Each week, Benzinga's Stock Whisper Index uses a combination of proprietary data and pattern recognition to showcase five stocks that are just under the surface and deserve attention.
Investors are constantly on the hunt for undervalued, under-followed and emerging stocks. With countless methods available to retail traders, the challenge often lies in sifting through the abundance of information to uncover new opportunities and understand why certain stocks should be of interest.
Here’s a look at the Benzinga Stock Whisper Index for the week of Sept. 20:
Barrick Gold GOLD: The gold-mining company saw increased interest from readers this week on the heels of a 50 basis point cut to interest rates by the Federal Reserve, which saw gold prices rise. The interest also comes after Barrick Gold CEO Mark Bristow spoke at the Gold Forum Americas earlier this week and said the company expects 30% growth in gold-equivalent ounces by the end of the decade from its existing assets.
Bristow's comments emphasized the company's current mines and those in development, as the industry experiences a surge in merger and acquisition activity. The CEO also highlighted how the company is expanding its copper portfolio, which could be something exciting to watch for investors.
Barrick shares were down 2% over the last five trading days, as seen on the Benzinga Pro chart below. The stock is up 14% year-to-date in 2024.
Galmed Pharmaceuticals GLMD: The biopharmaceutical company saw shares soar during the week after an announcement on drug development activities. Galmed plans to add drug developments that target cardiac fibrosis and colorectal and hepatic cancers. The company will release data from the studies during the fourth quarter.
"The conditions Galmed plans to focus upon in the coming years are major public health problems impacting millions of people worldwide and posing huge financial burden on health providers," Galmed CEO Allen Baharaff said.
Large interest in Galmed saw shares halted several times during the trading week. Helping with volatility in the biopharmaceutical company is the low-float of the stock with around 625,000 shares available according to Benzinga Pro. Low-float stocks can often see high volatility on company announcements.
The stock was up 160% over the last five days and up nearly 100% year-to-date in 2024.
ServiceNow Inc NOW: The software company is seeing a large increase in interest from readers ahead of its third-quarter financial results. Analysts expect the company to report revenue of $2.74 billion, up from $2.29 billion in last year's third quarter.
The company has beaten analyst revenue estimates in six straight quarters. Analysts expect the company to report earnings per share of $3.46, up from $2.92 in last year's third quarter. ServiceNow has beaten earnings estimates from analysts in more than 20 straight quarters.
The company's earnings report will show investors and analysts whether revenue growth and AI platform demand are continuing to strengthen.
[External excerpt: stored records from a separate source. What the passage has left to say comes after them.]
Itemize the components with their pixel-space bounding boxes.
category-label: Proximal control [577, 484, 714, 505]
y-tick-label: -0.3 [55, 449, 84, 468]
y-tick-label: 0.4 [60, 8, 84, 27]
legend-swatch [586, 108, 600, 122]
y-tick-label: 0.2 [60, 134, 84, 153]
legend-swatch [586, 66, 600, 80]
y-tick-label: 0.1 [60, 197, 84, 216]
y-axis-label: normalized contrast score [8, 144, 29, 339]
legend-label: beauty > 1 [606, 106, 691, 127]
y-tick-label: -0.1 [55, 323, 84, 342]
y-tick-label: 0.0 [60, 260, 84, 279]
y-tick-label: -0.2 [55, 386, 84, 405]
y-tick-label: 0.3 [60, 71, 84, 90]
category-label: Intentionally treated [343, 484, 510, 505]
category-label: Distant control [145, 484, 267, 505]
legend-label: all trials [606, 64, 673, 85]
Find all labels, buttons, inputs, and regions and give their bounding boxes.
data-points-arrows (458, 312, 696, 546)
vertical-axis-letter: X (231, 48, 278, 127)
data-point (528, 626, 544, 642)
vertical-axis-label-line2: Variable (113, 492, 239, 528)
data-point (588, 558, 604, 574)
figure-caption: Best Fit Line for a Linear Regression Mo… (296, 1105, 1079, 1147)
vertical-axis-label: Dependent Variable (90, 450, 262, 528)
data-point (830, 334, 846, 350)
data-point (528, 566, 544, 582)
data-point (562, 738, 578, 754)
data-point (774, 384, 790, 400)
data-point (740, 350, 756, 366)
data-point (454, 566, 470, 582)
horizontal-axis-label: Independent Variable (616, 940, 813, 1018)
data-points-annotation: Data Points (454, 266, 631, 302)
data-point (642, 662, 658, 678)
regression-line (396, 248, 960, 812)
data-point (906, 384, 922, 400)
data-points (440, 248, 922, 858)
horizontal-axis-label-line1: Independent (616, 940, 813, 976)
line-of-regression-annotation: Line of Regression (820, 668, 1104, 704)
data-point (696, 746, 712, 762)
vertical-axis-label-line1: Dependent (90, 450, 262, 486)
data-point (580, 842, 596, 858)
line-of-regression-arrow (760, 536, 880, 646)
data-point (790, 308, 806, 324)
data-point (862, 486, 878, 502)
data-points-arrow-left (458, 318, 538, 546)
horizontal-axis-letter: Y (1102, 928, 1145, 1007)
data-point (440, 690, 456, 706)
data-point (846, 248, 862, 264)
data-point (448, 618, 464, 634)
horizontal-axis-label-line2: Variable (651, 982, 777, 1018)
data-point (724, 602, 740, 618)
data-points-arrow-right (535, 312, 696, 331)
The company saw subscription revenue up 23% year-over-year in the second quarter and said it was helping meet demand from CEOs looking for new growth as ServiceNow reinvents "every workflow, in every company, in every industry with GenAI at the core."
ServiceNow shares are up 4% over the last five days and up 34% year-to-date.
Deutsche Bank DB: It's not every week that a bank stock makes its way on the Stock Whisper Index, but here we are. Deutsche Bank saw strong interest from readers, which could be due to bank stocks getting a lift after the interest rate cut was announced.
The move could see lenders have their balance sheets strengthened going forward and see increased demand for loan activity. Deutsche Bank reports third-quarter financial results in October and could comment on demand and what the future looks like for the company and the sector.
Shares were up 5% over the last five days and 24% year-to-date.
Stryker Corporation SYK: The medical equipment company saw strong interest from readers during the week, which comes on the heels of acquisition announcements, new products and analyst notes.
The company recently unveiled new foot and ankle solutions that can help restore limb length. Stryker closed its acquisition of privately held care.ai, a company helping with AI-assisted virtual care workflows and smart room technology. The company said the acquisition will help accelerate its digital vision and could expand its healthcare IT business.
On Friday, Stryker closed its acquisition of NICO Corporation, a company with a surgery method for tumor and intracerebral hemorrhage procedures. Stryker also announced an acquisition of pain management company Vertos Medical in August. Together, the acquisitions and new products could have investors excited about the company's future and its potential diversification efforts.
Piper Sandler recently maintained an Overweight rating and a $380 price target on the stock. Wolfe Research initiated coverage with an Outperform rating and a $405 price target.